Odds of 2013 MLB Postseason's Heroes Keeping Up Hot Streaks
The postseason has always been a vehicle for pedestrian players to be elevated to hero status. Even though there hasn’t been a Francisco Cabrera moment as of yet, that doesn’t mean some players’ performances haven’t been heroic.
For instance, David Ortiz jolted the entire city of Boston with his clutch eighth-inning grand slam against the Detroit Tigers in Game 2. Trailing by four runs, Ortiz deflated what would have been a decisive victory for the Tigers—and a morale boost for closer Joaquin Benoit.
Instead, with the swing of his bat, Ortiz quickly changed the momentum in favor of the Boston Red Sox. But while Ortiz has long been a source of October magic, there are other players’ successful 2013 postseasons that might be a tad more surprising (and more difficult to maintain).
Read on to see odds of the 2013 MLB postseason’s heroes keeping up their hot steaks.
All statistics sourced from Baseball-Reference.com.
After posting a 3.46 ERA (versus a park-adjusted 121 ERA+), 1.31 WHIP and 2.89 K/BB during the regular season, some critics and fans felt the ace had lost a step. Especially with fellow rotation mates Max Scherzer and Anibal Sanchez boasting superior years, Verlander essentially dropped to the Tigers’ third-best starting pitcher in 2013.
But the Justin Verlander of old has showed up in the playoffs.
In his two games against the Oakland Athletics in the ALDS, the 30-year-old pitched to the tune of a 0.00 ERA, 0.53 WHIP and 10.5 K/BB. With a mere .118 batting average against, Verlander has essentially been unhittable this October.
Now tied 1-1 in the ALCS against the Boston Red Sox, the Tigers will look to Verlander tonight to put them ahead in the series.
Odds of Continuing Hot Streak: Very Good
It’s only natural to expect Miguel Cabrera to be leading the Detroit Tigers offense. But so far in the 2013 playoffs, it’s been Victor Martinez—not Cabrera and his .259 batting average—who has been the true source of offensive production.
Martinez has channeled his inner Ted Williams, posting a .407 batting average, 1.095 OPS, one home run and three RBI in October.
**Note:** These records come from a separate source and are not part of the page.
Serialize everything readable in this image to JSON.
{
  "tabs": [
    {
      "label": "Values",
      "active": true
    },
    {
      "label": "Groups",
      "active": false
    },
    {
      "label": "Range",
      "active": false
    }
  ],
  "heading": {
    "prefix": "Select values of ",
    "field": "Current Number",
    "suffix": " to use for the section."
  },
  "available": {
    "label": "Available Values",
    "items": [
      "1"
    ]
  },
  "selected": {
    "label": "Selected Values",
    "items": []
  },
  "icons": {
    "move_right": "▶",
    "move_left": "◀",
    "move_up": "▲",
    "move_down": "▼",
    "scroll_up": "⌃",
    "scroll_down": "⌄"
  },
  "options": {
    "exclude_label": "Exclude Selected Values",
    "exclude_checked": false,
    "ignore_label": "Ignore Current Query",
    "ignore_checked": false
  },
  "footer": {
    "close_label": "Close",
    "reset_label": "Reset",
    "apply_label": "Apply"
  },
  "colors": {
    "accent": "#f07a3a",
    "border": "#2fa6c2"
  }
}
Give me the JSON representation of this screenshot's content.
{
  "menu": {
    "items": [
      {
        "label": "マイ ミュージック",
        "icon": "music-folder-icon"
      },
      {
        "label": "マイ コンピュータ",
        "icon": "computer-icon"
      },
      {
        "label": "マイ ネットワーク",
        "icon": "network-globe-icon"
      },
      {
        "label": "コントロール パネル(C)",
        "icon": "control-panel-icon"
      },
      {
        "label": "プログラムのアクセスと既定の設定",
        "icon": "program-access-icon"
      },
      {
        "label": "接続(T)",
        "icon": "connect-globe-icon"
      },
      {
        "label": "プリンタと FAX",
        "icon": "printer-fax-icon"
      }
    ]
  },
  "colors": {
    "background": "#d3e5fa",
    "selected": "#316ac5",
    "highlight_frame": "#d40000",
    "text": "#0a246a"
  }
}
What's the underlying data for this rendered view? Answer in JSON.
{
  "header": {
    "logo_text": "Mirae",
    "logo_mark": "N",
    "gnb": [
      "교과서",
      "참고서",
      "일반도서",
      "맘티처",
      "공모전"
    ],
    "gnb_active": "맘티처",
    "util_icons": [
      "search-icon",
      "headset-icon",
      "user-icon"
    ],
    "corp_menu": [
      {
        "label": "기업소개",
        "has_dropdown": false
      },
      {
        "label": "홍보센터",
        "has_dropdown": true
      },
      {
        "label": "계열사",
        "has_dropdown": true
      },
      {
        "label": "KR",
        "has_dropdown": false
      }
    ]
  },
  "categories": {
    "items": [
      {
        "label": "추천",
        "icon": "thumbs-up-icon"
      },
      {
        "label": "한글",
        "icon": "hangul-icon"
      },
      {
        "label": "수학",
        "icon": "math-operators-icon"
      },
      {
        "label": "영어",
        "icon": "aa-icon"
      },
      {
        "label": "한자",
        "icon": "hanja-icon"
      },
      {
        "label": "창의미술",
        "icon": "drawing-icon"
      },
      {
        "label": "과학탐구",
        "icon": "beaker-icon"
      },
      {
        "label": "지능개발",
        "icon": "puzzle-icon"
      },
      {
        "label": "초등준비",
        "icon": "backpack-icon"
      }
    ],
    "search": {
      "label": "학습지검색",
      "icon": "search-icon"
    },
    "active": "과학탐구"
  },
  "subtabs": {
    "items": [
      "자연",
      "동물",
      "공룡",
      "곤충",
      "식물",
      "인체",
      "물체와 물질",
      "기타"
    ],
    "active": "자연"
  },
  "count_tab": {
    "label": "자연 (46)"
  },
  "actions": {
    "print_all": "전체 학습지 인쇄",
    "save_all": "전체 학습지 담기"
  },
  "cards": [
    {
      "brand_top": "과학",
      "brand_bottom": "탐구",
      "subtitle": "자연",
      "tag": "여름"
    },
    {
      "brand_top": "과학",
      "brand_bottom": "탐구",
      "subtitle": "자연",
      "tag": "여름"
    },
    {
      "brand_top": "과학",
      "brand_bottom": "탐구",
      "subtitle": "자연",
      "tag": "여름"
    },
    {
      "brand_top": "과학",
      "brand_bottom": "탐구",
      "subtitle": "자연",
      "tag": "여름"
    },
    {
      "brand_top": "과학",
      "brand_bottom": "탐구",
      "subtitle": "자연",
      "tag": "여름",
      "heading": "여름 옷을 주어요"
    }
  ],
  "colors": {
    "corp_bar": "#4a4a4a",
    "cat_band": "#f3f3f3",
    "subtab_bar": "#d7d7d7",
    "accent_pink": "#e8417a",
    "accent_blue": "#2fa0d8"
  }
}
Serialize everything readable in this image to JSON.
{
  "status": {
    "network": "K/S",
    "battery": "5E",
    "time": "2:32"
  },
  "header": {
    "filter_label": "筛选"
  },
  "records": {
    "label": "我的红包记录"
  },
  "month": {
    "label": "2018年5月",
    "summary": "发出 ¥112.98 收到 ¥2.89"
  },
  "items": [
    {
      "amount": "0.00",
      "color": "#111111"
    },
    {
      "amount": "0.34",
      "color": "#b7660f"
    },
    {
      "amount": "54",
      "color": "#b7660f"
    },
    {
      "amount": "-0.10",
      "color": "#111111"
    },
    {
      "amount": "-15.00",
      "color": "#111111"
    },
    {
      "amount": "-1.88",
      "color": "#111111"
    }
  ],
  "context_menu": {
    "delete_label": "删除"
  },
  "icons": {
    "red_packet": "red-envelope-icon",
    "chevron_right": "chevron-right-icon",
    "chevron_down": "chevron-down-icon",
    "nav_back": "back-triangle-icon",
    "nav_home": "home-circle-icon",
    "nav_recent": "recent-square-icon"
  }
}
V-Mart boasts four multi-hit games and five extra-base hits too.
Considering the 34-year-old missed all of 2012 with a torn ACL, his successful return in 2013 has been a blessing for the Tigers.
Odds of Continuing Hot Streak: Good
The city of Boston was very pleased on Sunday, October 13. Down 5-1 in the bottom of the eighth inning, David Ortiz stepped to the plate with the bases loaded and launched a grand slam to tie the game for the Boston Red Sox.
Ortiz’s timely home run would have been surprising if he hadn’t done it so many times before. But ever since 2003, the slugger has owned a .285 batting average, .967 OPS, 15 home runs and 50 RBI in the playoffs.
The 37-year-old's postseason production hasn't slowed in 2013 either. Ortiz collected two home runs in Game 2 of the ALDS and has posted a .300 batting average with three home runs and seven RBI to date.
Odds of Continuing Hot Streak: Excellent
Ever since Michael Wacha got the call on May 30, the 22-year-old rookie has been sensational for the St. Louis Cardinals. Wacha owned a 2.78 ERA (versus a park-adjusted 131 ERA+), 1.09 WHIP and 3.42 K/BB during the regular season.
Despite just logging 64.2 innings in his major league career, Wacha has looked like a veteran in the playoffs.
The right-hander had little trouble stifling the Pittsburgh Pirates in the NLDS, tossing a one-hitter (and one earned run) over 7.1 innings. Wacha looked brilliant against the Los Angeles Dodgers in Game 2 as well, posting a shutout over 6.2 frames. Between his two postseason starts, the rookie has combined for a 0.64 ERA, 0.64 WHIP and 5.66 K/BB.
Wacha could get another turn in the NLCS but might have a rare opportunity to gain true cult status if he facilitated a Cardinals World Series victory.
Odds of Continuing Hot Streak: Pretty Good
After missing most of April and May with a variety of injuries, the Los Angeles Dodgers’ 2012 acquisition of Hanley Ramirez and his sizable contract seemed like a regrettable decision. But Ramirez restored faith in his doubters quickly.
The infielder posted a .345 batting average, park-adjusted 190 OPS+ and 20 home runs in his injury-shortened season. But perhaps Ramirez’s best stick work has been in the playoffs.
In his first career postseason, Ramirez has collected a .455 batting average, 1.435 OPS, one home run and seven RBI for the Dodgers. The 29-year-old has even enjoyed three multi-hit games with six extra-base hits.